Vietnamese Jesuit Father Pham Ngo Hoang Dung said that enriching the spirituality of the youth was a difficult task which the retreat achieved.
“In the context of Buddhist countries and modern technologies, it is not easy to keep young people, especially university students, away from their cell phones and the demands of society, even for a short retreat to enrich their spiritual lives,” Dung said.
“Thank God for this trip. It was a good opportunity for them to build their relationship with God, nature, and one another,” he added.
Dung is the university chaplain of the Catholic Student Network in the North of Thailand and director of the Seven Fountains Scholarship Fund.
The network aims to unify university-level Catholic students in Thailand, to educate and promote the right understanding, and to deepen the experience of Catholic faith in being the religion for life among other goals.
The network also works to raise social awareness in accordance with religious beliefs and to coordinate with other organizations.
Some of the students initially hesitant to participate in the retreat found the process uplifting.
“This is the first time I have joined this kind of retreat. Initially, I was hesitant to come along, but now, I found that it is worthy to be here,” said an unnamed student.

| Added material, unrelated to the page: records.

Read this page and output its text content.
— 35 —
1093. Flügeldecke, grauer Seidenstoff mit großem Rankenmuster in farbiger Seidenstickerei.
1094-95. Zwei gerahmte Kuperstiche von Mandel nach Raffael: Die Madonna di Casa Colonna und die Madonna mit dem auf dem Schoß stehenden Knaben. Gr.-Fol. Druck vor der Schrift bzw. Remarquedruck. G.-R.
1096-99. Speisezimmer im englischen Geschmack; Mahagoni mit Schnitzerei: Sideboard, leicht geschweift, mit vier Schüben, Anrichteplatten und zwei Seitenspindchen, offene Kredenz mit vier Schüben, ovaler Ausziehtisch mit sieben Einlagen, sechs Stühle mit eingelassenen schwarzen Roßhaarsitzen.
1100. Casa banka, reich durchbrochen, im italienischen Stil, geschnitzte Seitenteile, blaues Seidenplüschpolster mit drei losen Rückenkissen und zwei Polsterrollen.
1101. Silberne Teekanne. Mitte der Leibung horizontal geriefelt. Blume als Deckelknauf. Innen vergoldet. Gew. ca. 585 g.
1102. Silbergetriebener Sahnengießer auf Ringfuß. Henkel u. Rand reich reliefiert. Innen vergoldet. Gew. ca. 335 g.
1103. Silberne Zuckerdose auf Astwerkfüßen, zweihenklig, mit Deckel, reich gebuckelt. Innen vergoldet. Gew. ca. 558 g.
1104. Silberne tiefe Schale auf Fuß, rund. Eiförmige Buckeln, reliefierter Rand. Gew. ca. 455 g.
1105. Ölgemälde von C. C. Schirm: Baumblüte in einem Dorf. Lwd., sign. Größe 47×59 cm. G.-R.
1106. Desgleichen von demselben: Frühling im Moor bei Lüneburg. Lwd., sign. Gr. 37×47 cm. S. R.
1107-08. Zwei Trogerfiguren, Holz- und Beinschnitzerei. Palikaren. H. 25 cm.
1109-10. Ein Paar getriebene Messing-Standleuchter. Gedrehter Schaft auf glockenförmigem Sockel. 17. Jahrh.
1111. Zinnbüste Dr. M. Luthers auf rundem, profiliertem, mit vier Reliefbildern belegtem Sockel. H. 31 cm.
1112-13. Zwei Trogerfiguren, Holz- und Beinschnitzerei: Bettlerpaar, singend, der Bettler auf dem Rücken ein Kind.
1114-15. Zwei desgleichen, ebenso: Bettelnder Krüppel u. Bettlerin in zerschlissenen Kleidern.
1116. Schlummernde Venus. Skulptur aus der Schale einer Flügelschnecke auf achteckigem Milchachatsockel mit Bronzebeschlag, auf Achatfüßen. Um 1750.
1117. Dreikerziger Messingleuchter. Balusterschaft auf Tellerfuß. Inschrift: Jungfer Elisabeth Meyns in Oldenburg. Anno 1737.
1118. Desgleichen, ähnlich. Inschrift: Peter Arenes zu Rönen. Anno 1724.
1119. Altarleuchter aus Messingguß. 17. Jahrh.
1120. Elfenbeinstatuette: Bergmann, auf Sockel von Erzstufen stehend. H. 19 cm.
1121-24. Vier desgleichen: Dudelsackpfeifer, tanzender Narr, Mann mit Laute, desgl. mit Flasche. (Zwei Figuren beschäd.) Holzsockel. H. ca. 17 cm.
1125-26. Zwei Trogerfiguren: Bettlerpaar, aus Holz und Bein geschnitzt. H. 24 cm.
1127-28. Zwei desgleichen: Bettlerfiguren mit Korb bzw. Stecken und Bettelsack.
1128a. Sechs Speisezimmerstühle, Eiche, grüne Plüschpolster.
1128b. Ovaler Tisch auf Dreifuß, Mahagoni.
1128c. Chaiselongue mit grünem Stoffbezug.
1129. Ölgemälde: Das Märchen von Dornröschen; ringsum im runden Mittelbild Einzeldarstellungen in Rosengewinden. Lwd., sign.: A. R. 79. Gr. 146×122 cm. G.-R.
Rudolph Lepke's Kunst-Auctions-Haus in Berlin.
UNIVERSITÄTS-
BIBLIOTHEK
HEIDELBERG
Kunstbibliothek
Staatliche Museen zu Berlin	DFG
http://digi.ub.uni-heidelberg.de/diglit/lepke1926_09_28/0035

“Being alone is a good opportunity to slow down from the things that keep me busy,” the student said.
“I also have a chance to make new friends. Through this trip, I realized that my life will be more meaningful if I have time to stop and reflect,” the student added.
The retreat spanning two days and one night included participants traveling by motorbike from the spirituality center to St. Joseph Church in Ban Den Hom in Samoeng, covering around 85 kilometers.
During the motorbike backpacking, the group halted at three stops or prayer points taking a 20-minute break for silence or meditation.
The main themes which the students meditated on at each stop were: “letting go,” clearing their minds of thoughts and worries, finding the Lord in nature and creation, and engaging in self-reflection and thanksgiving.
The students took part in a Taize prayer and gathered around a campfire to share their experiences creatively through drama, singing, and dancing at Saint Joseph Church, their designated overnight stop.
The Taize prayer is a simple, meditative form of worship, calling individuals to dwell deeply on Christ's presence around and within them.
On the last leg of the retreat, the students shared their experiences of the entire process.
As of 2019, the Catholic Church in Thailand had some 388,000 Catholics, accounting for about half a percent of some 69 million people in the predominantly Buddhist nation.